Very few clinical studies have assessed the prognostic significance of clopidogrel resistance in patients with cardiovascular disease. One study[209] in 105 patients with known CAD undergoing elective PCI for stable angina, measured ADP-induced optical platelet aggregation at baseline and 4 hours after clopidogrel administration. Clopidogrel nonresponse was defined as platelet aggregation of <10% from baseline.[209] Roughly 5–11% of individuals were found to be nonresponders, of whom two individuals in the nonresponder subgroup had subacute thrombosis 6–7 days following PCI.[209] In another study,[223] a population of 60 patients with STEMI undergoing PCI were administered aspirin and clopidogrel 300 mg after PCI followed by 75 mg/day for 3 months. ADP-induced optical platelet aggregation studies were done at baseline and daily for 5 days post-PCI.[223] Patients were followed up for 6 months and compliance was assessed monthly with telephone calls.[223] During the follow-up period, 40% of patients in the first quartile (i.e. patients with the highest mean platelet aggregation), 6.7% of patients in the second quartile, and zero patients in the third and fourth quartile had cardiovascular events (p = 0.007).[223] Both of these studies give a glimpse of how variability in platelet response may have prognostic significance.

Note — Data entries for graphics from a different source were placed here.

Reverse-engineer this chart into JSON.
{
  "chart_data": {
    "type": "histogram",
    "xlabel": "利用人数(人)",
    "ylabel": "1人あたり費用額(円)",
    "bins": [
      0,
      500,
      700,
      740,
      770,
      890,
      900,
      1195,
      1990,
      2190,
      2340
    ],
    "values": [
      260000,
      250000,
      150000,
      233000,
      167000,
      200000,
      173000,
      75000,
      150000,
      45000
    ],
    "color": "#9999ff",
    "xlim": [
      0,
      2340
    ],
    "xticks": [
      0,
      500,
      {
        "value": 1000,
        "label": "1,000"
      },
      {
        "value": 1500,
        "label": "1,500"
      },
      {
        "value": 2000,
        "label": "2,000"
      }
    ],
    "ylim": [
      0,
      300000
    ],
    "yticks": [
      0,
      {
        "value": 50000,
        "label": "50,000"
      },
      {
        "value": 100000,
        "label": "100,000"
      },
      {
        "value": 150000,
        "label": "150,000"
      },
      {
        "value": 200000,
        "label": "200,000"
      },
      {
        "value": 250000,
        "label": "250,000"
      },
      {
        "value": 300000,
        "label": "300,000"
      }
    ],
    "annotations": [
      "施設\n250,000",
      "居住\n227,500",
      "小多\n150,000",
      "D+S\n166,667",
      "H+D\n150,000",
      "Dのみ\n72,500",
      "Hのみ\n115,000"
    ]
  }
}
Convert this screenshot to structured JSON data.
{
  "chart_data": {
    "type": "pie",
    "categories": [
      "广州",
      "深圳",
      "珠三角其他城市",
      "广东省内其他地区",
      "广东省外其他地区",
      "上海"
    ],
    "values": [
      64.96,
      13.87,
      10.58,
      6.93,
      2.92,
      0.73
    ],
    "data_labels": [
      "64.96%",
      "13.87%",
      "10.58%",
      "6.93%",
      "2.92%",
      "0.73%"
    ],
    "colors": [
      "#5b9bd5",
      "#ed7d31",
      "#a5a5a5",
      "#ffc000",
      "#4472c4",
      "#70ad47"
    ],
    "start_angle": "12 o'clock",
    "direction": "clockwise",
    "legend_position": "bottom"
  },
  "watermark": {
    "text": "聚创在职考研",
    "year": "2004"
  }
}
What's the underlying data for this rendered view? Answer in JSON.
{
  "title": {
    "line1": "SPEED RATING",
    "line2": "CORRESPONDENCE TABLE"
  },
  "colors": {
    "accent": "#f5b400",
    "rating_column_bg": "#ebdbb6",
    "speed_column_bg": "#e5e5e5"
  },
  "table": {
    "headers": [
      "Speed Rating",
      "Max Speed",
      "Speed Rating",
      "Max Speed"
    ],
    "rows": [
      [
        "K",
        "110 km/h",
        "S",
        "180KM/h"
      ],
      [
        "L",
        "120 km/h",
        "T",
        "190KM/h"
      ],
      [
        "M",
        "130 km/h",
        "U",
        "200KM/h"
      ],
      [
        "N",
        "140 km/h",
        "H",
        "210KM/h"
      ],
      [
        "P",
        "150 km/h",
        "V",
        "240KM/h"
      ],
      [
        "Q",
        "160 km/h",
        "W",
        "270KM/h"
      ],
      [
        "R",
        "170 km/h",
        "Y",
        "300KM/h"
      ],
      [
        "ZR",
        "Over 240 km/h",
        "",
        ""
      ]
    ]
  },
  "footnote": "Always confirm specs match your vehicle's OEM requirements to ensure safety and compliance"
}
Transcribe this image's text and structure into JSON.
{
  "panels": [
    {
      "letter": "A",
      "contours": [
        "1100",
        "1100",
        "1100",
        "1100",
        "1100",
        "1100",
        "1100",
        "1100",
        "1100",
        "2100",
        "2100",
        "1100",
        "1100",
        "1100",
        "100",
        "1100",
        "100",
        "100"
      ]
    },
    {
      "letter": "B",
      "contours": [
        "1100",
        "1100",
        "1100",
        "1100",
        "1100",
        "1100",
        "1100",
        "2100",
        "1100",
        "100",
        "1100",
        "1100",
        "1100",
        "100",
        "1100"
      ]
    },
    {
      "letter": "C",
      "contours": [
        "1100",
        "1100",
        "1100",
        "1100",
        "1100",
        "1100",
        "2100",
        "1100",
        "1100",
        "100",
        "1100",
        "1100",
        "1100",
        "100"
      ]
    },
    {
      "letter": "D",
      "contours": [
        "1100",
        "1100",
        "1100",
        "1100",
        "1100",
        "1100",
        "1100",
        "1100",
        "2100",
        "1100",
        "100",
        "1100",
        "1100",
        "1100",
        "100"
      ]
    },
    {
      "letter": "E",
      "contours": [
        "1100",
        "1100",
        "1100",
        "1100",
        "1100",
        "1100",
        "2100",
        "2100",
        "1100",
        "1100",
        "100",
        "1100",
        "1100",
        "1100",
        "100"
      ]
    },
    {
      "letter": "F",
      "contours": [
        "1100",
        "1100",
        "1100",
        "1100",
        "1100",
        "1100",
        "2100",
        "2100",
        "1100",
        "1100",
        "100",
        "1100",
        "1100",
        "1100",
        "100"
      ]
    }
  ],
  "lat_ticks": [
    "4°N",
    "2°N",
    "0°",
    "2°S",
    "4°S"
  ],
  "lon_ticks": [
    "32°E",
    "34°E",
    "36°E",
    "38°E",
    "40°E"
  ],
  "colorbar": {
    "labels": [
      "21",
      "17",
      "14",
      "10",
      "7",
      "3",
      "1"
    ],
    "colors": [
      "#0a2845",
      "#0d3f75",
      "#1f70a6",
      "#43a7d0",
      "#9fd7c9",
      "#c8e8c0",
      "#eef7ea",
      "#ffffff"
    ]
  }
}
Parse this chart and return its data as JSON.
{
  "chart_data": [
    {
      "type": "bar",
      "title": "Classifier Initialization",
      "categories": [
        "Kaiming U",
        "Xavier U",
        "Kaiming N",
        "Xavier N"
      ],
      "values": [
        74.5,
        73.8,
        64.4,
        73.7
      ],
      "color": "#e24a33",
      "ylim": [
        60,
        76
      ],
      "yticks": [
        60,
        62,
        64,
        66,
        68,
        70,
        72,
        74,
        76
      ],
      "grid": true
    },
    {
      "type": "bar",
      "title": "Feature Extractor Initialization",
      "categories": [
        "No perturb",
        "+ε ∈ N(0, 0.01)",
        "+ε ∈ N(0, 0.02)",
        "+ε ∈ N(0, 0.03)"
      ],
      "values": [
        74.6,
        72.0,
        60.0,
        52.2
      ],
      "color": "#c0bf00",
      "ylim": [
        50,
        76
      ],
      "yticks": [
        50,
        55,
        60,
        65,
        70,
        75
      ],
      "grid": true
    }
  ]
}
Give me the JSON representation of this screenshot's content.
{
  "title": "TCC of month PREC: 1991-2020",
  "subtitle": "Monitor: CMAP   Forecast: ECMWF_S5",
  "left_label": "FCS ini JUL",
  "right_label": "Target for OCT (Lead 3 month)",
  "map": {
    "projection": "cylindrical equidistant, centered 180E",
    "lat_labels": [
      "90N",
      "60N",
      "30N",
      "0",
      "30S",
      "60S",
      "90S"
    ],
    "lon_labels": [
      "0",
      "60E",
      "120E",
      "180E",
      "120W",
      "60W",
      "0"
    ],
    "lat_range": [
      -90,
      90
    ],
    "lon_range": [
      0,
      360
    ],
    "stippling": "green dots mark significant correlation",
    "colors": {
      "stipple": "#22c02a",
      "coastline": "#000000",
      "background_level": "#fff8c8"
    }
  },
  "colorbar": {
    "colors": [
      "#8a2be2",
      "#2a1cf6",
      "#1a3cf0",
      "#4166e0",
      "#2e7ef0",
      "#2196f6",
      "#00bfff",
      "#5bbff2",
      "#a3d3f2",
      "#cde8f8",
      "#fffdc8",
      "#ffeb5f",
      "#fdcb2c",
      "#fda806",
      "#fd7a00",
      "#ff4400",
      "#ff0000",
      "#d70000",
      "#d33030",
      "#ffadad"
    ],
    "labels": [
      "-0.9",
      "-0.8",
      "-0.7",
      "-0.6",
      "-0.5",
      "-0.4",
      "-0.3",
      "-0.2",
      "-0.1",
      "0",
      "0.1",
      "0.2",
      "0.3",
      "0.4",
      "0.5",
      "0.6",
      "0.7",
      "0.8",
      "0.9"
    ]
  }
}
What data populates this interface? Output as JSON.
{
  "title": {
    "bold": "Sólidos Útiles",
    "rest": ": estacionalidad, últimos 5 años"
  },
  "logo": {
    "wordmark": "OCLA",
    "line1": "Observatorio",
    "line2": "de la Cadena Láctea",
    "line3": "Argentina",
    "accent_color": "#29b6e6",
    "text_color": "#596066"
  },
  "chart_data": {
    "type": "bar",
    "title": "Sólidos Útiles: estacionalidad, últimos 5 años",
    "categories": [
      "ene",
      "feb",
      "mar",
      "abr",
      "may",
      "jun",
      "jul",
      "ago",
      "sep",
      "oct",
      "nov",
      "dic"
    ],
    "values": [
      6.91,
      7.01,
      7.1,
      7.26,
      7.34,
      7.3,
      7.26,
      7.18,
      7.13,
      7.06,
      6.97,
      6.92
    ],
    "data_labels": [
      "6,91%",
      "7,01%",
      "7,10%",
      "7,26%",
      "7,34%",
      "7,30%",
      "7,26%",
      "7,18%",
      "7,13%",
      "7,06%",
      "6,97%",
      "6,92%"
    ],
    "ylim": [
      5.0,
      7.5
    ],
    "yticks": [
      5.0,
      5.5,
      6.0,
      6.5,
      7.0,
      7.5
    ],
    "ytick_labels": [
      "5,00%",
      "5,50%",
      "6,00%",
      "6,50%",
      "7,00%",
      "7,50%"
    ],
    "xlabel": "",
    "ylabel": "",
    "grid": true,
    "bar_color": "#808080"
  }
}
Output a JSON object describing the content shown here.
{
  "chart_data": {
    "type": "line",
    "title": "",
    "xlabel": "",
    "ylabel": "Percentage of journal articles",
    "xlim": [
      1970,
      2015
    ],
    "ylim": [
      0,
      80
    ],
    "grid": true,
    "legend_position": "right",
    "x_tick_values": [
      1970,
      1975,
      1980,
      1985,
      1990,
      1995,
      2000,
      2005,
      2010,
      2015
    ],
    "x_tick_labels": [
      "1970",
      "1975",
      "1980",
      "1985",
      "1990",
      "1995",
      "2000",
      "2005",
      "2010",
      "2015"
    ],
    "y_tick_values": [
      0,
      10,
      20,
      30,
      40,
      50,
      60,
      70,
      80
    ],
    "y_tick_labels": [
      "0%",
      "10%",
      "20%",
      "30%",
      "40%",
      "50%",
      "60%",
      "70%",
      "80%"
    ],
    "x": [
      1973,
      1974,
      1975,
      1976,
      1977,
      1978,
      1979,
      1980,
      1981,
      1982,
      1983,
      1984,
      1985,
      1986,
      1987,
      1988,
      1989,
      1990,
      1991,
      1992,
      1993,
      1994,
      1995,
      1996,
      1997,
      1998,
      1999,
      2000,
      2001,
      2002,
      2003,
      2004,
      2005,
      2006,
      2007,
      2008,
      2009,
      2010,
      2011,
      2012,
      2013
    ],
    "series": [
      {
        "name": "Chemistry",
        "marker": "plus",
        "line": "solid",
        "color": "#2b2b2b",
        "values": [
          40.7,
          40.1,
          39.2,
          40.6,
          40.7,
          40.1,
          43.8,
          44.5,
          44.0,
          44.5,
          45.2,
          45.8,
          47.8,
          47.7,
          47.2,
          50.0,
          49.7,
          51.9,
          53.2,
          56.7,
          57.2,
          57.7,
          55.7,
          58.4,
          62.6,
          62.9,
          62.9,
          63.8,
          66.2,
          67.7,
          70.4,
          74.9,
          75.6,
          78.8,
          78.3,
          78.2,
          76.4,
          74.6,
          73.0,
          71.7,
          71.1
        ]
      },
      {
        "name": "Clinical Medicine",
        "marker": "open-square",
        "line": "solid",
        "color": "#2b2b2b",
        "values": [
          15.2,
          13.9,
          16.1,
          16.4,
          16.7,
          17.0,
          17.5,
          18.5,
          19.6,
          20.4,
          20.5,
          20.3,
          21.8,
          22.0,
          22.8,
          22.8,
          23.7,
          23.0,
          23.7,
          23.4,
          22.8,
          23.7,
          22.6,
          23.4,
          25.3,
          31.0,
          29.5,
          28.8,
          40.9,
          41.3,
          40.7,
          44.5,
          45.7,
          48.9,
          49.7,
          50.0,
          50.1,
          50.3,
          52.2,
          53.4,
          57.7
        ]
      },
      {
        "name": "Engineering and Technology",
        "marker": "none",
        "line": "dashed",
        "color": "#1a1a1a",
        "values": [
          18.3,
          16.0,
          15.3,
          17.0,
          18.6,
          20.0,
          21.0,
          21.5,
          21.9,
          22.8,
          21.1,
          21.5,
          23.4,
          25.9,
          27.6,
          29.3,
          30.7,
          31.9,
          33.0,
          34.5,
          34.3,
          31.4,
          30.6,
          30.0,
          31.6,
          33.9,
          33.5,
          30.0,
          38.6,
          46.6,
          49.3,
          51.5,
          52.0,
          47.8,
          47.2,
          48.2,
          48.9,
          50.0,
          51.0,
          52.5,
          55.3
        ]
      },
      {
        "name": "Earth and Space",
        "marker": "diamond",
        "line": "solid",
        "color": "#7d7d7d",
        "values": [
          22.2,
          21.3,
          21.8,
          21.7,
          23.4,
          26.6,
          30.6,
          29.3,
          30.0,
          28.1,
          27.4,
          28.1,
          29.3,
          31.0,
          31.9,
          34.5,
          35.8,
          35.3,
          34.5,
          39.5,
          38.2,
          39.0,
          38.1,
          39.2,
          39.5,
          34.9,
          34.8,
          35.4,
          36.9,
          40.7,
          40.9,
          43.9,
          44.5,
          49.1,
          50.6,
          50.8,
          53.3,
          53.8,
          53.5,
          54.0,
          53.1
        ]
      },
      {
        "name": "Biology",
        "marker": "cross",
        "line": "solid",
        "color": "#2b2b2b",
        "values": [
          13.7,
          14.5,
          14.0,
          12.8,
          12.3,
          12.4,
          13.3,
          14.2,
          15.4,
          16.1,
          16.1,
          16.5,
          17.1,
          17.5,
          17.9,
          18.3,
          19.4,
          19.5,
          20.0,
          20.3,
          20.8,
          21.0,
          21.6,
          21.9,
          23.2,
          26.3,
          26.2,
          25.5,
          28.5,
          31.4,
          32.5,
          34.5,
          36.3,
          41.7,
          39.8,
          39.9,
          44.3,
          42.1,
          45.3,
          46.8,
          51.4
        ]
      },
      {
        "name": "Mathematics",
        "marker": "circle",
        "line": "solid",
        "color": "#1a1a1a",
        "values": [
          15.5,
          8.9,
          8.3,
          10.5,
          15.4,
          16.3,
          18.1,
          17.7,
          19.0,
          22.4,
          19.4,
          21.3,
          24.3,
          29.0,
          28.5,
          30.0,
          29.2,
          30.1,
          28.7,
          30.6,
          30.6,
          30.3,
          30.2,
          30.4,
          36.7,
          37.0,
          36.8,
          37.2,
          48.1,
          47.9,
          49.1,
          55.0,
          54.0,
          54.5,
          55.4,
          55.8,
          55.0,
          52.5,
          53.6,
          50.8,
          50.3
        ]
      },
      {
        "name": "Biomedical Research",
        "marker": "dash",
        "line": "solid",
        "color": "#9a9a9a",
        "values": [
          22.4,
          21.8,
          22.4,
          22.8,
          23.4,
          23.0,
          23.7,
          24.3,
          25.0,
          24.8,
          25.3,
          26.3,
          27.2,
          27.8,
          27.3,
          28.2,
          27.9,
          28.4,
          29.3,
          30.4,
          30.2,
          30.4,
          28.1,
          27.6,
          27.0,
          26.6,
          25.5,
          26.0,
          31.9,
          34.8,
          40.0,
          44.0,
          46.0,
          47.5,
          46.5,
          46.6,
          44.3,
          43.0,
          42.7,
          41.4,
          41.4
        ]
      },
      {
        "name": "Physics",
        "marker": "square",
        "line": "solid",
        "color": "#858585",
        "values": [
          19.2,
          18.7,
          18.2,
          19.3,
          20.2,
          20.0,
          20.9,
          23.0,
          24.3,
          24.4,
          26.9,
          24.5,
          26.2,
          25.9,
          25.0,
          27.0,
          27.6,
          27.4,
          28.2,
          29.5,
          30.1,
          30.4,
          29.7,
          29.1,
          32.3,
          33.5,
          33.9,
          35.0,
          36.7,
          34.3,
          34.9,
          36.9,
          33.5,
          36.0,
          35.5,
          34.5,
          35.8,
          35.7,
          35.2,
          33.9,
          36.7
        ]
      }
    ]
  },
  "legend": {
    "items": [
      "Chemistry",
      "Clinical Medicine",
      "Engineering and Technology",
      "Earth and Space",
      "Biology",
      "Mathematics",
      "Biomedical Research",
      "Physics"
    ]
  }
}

So what should physicians do about clopidogrel resistance? There are no clinical guidelines currently for screening and management of patients who are resistant to clopidogrel. One could make an argument for screening selected populations who may be at higher risk for impaired platelet reactivity. One group that may be of interest are patients who will undergo complex PCI with DES and require longer dual antiplatelet therapy, yet how one would manage patients with impaired reactivity remains unknown. Current ACC/AHA/SCAI guidelines recommend platelet aggregation studies in patients at high risk for catastrophic or lethal subacute stenosis and to increase the dose of clopidogrel to 150 mg/day if <50% of platelet aggregation is inhibited.[85] Higher doses of clopidogrel accelerate inhibition of platelet aggregation as early as 2 hours after drug administration.[101] For patients undergoing PCI, increasing the loading doses of clopidogrel may prove to be beneficial in patients who are resistant to clopidogrel as higher doses have been shown to improve efficacy as evidenced from results from the ARMYDA-2, ALBION, and ISAR-CHOICE trials.[103105] The newer ADP antagonists, prasugrel, cangrelor, and ticagrelor, may be alternative agents for use in patients who clearly display impaired platelet reactivity to clopidogrel or have clinical failure to clopidogrel despite adequate compliance. Future RCTs that can help define clopidogrel resistance, determine which patients should be screened, and provide insight into treatment options may provide a more individualized approach to therapy for patients with ACS and/or undergoing PCI.

8. Conclusion

Atherothrombosis is a complex cascade of events that ensues from the interplay of atherosclerotic plaque rupture leading to platelet activation and aggregation. Antiplatelet agents are essential for the primary and secondary prevention of ACS. For primary prevention, aspirin should be considered in selected patient populations, especially those with Framingham risk scores >10%. After ACS, dual antiplatelet therapy for at least 1 year has emerged as standard therapy for prevention of ischemic events. In patients undergoing PCI, aspirin should be continued indefinitely and clopidogrel for at least 1 year. Clopidogrel pretreatment is important to decrease the incidence of cardiovascular events. Dual antiplatelet therapy is even more important with the advent of DES and the rare phenomenon of late-stent thrombosis. Continuing dual antiplatelet therapy for periods that may be longer than current guidelines in patients with low risk for bleeding might be prudent. The concept of resistance to aspirin and clopidogrel is still an emerging and important clinical question. Advances in pharmacogenomics are on the horizon and may change the landscape of how ACS and PCI should be managed. Individualized antithrombotic regimens may include specific therapy based on patients’ platelet reactivity to that specific agent. Newer ADP antagonists may be promising alternatives to currently available antiplatelet therapies for the treatment of ACS and for patients undergoing PCI.